NLNG indicts PPMC, NAVGAS over cooking gas price hike

The Nigerian Liquefied Natural Gas Limited (NLNG) at the weekend said it is not to blame for the recent hike in price of Liquefied Petroleum Gas (LPG) also known as cooking gas, to N4000 for the 12.5kg cylinder.
Recently, marketers raised an alarm over the artificial hike in price of the product from N2.4 million per 20 metric tonnes to N3.5 million.
Executive Secretary of the marketers under the aegis of the Nigerian Association of LPG Marketers, Mr. Bassey Essien, revealed in Lagos at the weekend that with the artificial hike in the price of 20 Metric tonne cylinder, the price of 12.5kg cylinder had gone up from N2, 700 to between N3, 500 and N4, 000.
Essien called on the Federal Government to intervene and stop the hike, adding that unlike the prices of other petroleum products, which are paid in dollars, the price of LPG is not paid in dollars, hence there was no reason for the price hike.
According to him, the Nigeria LNG Limited, which supplies LPG to the domestic market, collects Naira from the marketers.
He further argued that the current scarcity of foreign exchange in the country has no effect on LPG because the product is produced locally and not imported.
He accused some officials of the Pipelines and Products Marketing Company (PPMC), a subsidiary of the NNPC and one of the LPG marketers, NAVGAS of conniving to hike the price of LPG supplied by NLNG.
According to Essien, the PPMC officials diverted the NLNG’s LPG vessel to NAVGAS terminal instead of allowing it to discharge at PPMC jetty for all the marketers to receive supply.
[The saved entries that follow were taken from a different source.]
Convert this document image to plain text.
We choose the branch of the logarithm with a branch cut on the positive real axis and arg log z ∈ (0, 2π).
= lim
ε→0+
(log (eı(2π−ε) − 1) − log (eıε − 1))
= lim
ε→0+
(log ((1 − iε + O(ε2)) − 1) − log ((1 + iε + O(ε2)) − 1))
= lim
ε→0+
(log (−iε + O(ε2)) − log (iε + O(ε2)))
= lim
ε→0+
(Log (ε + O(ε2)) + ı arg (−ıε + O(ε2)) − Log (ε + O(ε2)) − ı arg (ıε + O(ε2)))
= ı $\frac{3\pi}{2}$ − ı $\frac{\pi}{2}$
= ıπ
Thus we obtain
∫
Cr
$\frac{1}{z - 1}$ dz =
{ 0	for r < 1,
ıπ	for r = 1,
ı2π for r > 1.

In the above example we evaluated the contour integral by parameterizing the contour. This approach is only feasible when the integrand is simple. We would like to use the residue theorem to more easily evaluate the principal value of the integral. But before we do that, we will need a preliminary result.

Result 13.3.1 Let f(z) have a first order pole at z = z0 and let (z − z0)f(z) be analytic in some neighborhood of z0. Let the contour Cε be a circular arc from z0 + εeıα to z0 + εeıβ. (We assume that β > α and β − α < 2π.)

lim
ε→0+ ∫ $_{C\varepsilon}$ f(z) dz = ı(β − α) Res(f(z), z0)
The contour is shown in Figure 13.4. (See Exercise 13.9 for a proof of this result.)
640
“Gas is supposed to be readily available in all the major terminals in Lagos but today, only one company has gas because some people have hijacked the NLNG domestic supply scheme. On Thursday last week, they increased the price from N2.4 million per 20 MT to N2.6 million. On Friday, it was increased to N3 million and on Monday, it was increased to N3.5 million and if nothing is done, they will increase it to N4 million. The company did the same thing last year to exploit Nigerians when it was the only company that had LPG but when other companies received product, it quickly crashed the price to N1.9 million,” he explained.
Speaking with the Business Times, General Manager, External Relations (NLNG), said the company’s intervention in the LPG domestic market in 2007, was to ensure that the product is not only available but affordable.
“For the same reason, NLNG increased its commitment to the domestic market from 150,000 metric tonnes per annum (mtpa) to 250,000 mtpa.
“This has contributed significantly to an increase in LPG consumption by Nigerians and growth in investments in the industry”, he said.
According to him, NLNG’s contributions has not stopped retailers from hiking prices at their will and caprices.
“Despite these achievements, the market remains fraught with challenges and bottlenecks at the retail end of the LPG value chain, which NLNG has no control over”, he said.
He said the retail market is controlled by Pipelines and Products Marketing Company (PPMC), a subsidiary of the NNPC and the LPG marketers, NAVGAS, accusing them of price hike of products supplied by NLNG.
“The entire domestic market for example, is served via only two LPG receiving facilities/jetties (PPMC NOJ & NAVGAS), both of which are in Lagos. Such a situation is inadequate and has led to distortions, product scarcity and anti-competitive behaviour”, he said.
Kudo Eresia-Eke said the company knows about the irregularities and would do all to make the product available and affordable.
“NLNG is aware of these imbalances and remains committed to supporting LPG availability and affordability. The company continues to consult with stakeholders to improve efficiencies, remove bottlenecks, identify the challenges limiting growth as well as develop strategies that will deepen and grow the industry,” he said.
When contacted, the Managing Director of NAVGAS, Mr. Ian Brown told Business Times that the hike was due to the current situation in the country, stressing that the market size of LPG in Nigeria is 300,000MT, while NLNG supplies less than 200,000MT.
However, Essien insisted that NAVGAS is using deregulation to create artificial scarcity and hike price.